He shrugged away from her look. Almost embarrassed. "It ain't that hard to tell if you watch them talk."

"You're sure full of surprises... Merle teach you that, too?"

The man's forehead creased. A wave of darkness passed over his features, laced through his tone.

"Nah," he said. "I learned that one on my own."

The daylight slipped from their grasp. Time under the trees made it pass in confusing ways. It was clear that being lost beneath their cover would disorient an adult, much less a young child. Sounds and distance and light all played tricks on the mind.

It was time to leave. Sophia was not there. Caught away from the RV, split up, would only translate to disaster.

"We gotta get back to check on T-Dog. He can't be doing too good with that arm of his."

T-Dog was not in good shape when they left, and an entire day of being left to heal it on his own was not going to make him improve. There was casual mention that they would have to close the wound themselves. With fishing line. And a sewing needle.

Neither were great options, but it did not compare to the fact that no one was skilled enough to actually stitch the cut. Carol knew how to embroider so she was the natural choice, but it still was not that comforting their only hope was a seamstress.
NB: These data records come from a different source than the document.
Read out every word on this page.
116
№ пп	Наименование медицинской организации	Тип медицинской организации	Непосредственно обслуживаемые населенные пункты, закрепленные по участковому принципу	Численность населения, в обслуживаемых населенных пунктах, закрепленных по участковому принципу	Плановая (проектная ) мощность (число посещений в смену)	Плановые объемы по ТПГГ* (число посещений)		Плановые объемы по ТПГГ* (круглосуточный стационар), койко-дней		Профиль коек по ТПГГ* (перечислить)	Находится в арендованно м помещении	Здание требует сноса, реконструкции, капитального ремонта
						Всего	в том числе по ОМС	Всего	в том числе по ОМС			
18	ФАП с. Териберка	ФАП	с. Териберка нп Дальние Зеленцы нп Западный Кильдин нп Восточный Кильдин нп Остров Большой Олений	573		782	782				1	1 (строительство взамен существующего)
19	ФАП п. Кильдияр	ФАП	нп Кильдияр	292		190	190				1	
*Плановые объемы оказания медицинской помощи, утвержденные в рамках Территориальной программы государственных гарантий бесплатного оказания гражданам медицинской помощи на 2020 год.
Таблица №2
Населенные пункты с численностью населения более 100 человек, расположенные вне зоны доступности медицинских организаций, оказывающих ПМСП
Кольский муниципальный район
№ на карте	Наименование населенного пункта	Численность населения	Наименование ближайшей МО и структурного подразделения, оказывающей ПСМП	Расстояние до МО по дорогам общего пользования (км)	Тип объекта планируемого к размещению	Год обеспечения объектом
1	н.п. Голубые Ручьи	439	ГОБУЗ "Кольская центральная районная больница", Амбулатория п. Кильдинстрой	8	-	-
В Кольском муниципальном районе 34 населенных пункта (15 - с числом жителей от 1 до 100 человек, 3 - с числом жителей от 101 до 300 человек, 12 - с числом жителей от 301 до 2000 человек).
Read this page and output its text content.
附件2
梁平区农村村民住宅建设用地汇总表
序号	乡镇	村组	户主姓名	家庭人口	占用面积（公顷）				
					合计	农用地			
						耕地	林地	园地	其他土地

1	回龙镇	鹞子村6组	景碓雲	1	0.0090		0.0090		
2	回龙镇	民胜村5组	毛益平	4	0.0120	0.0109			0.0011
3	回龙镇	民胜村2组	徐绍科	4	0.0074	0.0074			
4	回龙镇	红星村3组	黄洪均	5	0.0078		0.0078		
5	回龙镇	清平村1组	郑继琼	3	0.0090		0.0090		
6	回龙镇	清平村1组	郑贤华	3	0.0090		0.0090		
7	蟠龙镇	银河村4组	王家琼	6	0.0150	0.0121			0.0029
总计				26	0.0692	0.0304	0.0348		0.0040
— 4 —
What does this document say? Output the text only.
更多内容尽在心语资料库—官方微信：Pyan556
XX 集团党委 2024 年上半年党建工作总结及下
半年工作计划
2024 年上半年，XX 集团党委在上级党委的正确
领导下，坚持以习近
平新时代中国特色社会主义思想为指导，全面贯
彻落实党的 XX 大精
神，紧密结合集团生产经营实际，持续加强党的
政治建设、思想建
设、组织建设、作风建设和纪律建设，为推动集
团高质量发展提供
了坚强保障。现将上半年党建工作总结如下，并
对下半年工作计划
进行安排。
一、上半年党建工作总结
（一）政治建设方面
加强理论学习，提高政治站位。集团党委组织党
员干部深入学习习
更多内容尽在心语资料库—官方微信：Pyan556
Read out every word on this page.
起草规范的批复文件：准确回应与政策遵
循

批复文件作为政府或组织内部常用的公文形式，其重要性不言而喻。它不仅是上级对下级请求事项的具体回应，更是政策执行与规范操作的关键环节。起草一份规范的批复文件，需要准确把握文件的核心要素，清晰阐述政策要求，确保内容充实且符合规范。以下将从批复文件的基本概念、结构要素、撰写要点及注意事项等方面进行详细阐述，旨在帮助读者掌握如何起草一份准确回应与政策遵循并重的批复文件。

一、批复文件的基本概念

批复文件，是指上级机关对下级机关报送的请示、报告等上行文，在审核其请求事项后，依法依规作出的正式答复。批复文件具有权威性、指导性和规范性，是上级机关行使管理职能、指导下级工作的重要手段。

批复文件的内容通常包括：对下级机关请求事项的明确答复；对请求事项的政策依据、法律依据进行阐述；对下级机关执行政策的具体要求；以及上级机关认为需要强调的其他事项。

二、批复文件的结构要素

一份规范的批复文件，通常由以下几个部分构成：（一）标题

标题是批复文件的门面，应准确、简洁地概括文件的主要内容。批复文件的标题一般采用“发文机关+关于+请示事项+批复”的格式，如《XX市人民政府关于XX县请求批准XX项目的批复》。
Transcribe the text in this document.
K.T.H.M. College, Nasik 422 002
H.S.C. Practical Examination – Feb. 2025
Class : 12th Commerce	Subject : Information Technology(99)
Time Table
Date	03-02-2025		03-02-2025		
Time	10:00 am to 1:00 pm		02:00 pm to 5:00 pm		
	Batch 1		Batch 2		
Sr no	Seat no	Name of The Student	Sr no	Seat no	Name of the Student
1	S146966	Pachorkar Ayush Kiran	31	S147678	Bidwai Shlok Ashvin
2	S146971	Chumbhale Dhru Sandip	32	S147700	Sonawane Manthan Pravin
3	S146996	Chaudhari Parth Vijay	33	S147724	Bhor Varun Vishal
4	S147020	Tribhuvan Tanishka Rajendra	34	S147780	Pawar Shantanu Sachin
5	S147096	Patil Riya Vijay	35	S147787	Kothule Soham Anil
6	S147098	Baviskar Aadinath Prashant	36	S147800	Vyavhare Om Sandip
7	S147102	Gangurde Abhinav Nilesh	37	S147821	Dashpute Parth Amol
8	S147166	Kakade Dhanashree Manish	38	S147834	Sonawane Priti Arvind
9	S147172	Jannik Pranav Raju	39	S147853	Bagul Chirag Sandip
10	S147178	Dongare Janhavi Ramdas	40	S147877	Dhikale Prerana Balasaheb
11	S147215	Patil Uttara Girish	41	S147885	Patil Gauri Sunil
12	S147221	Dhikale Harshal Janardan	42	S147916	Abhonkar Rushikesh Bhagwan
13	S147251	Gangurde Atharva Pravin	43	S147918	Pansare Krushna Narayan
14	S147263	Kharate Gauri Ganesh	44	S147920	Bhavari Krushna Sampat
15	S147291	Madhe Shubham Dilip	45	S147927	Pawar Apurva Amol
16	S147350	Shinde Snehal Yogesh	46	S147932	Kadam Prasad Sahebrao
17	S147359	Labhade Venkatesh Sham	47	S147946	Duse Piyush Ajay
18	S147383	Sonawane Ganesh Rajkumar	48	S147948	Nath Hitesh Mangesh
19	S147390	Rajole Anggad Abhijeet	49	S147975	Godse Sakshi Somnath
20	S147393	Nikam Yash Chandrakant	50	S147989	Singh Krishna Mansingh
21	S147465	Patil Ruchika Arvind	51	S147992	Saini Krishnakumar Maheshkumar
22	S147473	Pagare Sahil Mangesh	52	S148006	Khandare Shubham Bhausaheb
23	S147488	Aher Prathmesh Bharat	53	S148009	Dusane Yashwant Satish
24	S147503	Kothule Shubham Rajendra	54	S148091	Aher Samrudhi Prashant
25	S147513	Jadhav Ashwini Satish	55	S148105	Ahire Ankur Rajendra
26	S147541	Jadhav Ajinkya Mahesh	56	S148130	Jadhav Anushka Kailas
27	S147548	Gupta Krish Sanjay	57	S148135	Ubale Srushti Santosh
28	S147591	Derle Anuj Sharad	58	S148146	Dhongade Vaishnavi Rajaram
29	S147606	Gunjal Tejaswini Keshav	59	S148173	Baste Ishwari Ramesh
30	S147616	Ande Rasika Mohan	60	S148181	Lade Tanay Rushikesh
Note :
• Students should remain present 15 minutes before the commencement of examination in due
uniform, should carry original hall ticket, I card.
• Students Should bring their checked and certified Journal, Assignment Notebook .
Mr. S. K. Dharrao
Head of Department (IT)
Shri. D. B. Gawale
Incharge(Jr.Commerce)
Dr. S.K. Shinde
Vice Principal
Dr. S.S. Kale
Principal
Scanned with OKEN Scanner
Eloise was ready to go as they decided who was staying behind. They were already split in two, why a third section of their group was necessary escaped her. There was no power in smaller numbers.

The majority of the group was to walk back to the highway to the RV as the two friends and Carl remained behind to wander the woods to re-bond or whatever it was they needed to do. The extent of her care was beyond what Shane and Rick felt drawn to do at the most inconvenient time. An actual member of their group was in trouble. One was missing. If anything, they needed to all congregate together to survive.

Daryl led the way to the highway. His crossbow, the head of their march back.

Carol trailed at the end. Her legs walked slow, without motivation to remain in motion. It ached at the back of Eloise's mind to see the light leave the woman's eyes.

Though, discontent was aplenty within their little party. Andrea was pissed about the gun Lori was given. Carol was angry and lost, all of which meant she wanted to scream and yell but had no other choice to do so than place it against those whom she could blame. Daryl was pissed they were all running around without a clue.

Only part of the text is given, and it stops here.